Bring back what you've already mastered.
- (M2 — constraints/ranges) Before you push actuator_kp higher: the M2 guard says arm_thick ≥ 0.006. If raising kp led you to thin the arm to drop inertia, which guard would you violate? Type the failing constraint. Reconnects tuning to the valid design envelope.
- (M3 — DOF) How many degrees of freedom does this latch arm have, and about which axis does theta measure? Answer: 1 DOF, revolute about hinge z. Keeps the kinematic model alive under the physics.
- (M4 — metric definition) overshoot is computed relative to travel, not to stop_angle. If stop_angle were 70° instead of 35°, would the same absolute peak give a larger or smaller overshoot %? Answer: smaller (larger travel denominator). Reinforces that a metric is a definition, not a vibe.
What you must demonstrate to advance.
To unlock 5.2, demonstrate IN SIM: (1) bring latch-arm-v1 from OUT OF SPEC to all five checks PASS at seed 0xD2C1; (2) pass Gate G — the change-log shows the decisive edit was on a telemetry-implicated parameter in the implicated direction (evidence-driven, not brute-forced); and (3) pass a transfer probe — a second, unseen failing instance (seed 0xD2C1 with spring_k perturbed so the device now under-shoots and lands with steady_error ≈ 4.2°). Recognize the symptom changed (steady-state error, not overshoot) and pick the now-correct knob (actuator_kp↑ or spring_k↓), proving you're reading data, not pattern-matching last time's answer. Passing all three demonstrates the L2 competency: diagnose from telemetry and correct on evidence.

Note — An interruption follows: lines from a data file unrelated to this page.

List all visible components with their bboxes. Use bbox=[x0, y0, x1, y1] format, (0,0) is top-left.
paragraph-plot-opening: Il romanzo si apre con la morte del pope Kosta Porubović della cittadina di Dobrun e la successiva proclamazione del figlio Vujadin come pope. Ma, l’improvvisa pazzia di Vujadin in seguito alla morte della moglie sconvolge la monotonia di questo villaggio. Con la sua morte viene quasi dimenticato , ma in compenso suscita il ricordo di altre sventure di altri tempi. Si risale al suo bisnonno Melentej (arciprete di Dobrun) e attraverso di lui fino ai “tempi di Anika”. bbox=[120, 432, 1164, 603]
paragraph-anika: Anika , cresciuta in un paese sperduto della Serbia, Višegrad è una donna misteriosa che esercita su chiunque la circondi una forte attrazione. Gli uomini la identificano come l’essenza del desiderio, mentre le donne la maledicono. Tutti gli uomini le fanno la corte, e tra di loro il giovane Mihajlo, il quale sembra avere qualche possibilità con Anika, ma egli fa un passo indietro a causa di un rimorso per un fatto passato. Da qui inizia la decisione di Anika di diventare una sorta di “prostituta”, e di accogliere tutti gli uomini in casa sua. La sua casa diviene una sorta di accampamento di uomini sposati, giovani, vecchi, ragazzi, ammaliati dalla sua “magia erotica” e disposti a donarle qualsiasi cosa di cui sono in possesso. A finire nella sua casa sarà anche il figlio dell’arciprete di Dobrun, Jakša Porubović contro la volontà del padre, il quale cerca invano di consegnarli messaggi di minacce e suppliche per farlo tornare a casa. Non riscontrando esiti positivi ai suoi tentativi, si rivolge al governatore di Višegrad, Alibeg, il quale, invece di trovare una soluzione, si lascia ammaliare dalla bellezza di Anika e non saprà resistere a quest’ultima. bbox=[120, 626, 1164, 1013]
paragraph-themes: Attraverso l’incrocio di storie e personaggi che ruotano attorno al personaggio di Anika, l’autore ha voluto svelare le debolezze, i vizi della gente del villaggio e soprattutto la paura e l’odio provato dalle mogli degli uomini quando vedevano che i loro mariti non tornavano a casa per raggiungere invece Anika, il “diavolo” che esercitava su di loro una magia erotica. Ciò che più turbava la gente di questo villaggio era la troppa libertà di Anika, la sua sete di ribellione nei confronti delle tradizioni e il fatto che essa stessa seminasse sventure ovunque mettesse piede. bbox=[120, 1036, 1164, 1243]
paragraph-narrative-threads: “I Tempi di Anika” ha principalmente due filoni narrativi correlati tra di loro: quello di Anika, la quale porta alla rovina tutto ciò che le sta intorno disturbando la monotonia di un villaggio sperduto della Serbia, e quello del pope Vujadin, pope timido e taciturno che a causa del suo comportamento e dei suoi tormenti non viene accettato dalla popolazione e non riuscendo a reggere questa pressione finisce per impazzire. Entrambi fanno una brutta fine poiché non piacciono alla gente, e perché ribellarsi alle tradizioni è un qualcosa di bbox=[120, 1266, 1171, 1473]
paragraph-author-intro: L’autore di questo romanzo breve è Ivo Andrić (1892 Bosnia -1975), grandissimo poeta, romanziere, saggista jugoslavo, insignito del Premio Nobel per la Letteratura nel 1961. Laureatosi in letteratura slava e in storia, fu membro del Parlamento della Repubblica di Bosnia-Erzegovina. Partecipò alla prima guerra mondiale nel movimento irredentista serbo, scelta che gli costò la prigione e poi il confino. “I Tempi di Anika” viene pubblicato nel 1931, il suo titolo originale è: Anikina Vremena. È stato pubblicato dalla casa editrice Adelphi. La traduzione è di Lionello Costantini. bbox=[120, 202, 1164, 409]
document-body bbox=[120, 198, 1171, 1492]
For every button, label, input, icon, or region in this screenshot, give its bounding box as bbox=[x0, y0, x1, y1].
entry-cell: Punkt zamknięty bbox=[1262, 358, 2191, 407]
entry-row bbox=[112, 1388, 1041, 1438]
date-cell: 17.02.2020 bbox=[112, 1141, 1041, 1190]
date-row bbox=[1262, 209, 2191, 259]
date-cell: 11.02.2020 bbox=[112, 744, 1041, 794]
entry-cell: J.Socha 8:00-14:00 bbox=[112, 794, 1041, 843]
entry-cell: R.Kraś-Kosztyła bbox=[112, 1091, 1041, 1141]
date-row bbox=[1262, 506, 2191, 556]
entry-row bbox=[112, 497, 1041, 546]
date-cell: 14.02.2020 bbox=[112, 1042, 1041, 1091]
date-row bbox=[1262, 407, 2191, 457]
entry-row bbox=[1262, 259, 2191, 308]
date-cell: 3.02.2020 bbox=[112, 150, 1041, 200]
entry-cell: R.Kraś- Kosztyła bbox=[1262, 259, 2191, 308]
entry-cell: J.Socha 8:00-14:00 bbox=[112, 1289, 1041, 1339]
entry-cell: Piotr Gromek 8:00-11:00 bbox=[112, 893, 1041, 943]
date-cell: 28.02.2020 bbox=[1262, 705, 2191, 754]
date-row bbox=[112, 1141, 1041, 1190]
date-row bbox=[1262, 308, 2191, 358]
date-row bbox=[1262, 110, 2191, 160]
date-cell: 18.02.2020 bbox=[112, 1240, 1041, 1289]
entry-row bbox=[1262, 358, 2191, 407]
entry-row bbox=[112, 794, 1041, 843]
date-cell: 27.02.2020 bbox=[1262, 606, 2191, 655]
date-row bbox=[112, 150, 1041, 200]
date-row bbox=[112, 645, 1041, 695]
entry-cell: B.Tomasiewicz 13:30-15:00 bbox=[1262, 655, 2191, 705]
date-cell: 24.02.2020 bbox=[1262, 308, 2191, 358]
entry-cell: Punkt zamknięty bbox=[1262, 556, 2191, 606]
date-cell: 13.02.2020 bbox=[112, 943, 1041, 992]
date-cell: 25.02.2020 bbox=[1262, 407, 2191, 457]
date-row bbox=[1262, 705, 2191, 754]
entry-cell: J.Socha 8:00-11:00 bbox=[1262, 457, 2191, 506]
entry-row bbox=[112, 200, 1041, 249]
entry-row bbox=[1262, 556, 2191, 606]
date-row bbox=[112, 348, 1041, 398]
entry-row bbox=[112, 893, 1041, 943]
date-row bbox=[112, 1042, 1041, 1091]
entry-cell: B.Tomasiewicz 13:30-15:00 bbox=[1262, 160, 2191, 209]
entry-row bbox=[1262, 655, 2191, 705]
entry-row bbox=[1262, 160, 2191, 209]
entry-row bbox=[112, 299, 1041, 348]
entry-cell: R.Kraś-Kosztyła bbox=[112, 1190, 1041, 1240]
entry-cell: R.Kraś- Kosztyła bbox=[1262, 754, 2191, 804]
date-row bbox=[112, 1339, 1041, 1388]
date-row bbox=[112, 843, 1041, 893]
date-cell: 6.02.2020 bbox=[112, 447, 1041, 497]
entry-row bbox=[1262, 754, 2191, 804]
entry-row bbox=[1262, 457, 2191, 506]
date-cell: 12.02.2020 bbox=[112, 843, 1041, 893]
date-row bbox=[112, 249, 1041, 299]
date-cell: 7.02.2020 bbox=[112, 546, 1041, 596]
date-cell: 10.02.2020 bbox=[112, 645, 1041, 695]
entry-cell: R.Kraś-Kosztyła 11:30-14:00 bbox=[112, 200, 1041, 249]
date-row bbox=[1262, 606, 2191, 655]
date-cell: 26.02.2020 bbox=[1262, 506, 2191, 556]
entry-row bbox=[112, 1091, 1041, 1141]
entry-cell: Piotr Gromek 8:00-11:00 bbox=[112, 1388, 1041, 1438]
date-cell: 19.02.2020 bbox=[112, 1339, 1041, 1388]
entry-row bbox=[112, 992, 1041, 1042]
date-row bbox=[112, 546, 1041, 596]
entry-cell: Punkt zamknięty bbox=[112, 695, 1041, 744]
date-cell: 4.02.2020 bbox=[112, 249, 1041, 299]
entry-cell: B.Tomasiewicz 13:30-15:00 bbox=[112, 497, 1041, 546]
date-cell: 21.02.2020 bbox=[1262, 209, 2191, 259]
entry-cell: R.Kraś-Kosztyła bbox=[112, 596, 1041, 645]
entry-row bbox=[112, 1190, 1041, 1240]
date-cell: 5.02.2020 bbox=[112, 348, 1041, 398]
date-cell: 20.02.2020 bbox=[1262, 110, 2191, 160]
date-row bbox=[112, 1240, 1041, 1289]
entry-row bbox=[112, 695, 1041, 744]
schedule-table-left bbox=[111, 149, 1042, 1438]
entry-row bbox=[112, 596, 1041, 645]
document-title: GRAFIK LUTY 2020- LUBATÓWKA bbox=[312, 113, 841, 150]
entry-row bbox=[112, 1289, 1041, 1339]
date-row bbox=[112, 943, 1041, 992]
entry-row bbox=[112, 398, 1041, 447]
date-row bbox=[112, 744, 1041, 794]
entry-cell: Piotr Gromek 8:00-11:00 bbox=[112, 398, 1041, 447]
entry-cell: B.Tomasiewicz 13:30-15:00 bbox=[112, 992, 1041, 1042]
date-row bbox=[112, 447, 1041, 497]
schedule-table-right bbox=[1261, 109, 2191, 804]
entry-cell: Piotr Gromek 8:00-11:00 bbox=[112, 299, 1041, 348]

How this feeds your build.
This lesson IS the engine of the capstone. The diagnose→hypothesize→change-one→re-sim loop you just proved is exactly the optimization phase you run in 5.2 — except there, no one hands you the failing instance or the parameter panel: you define the spec, you build the model, and you drive it past target.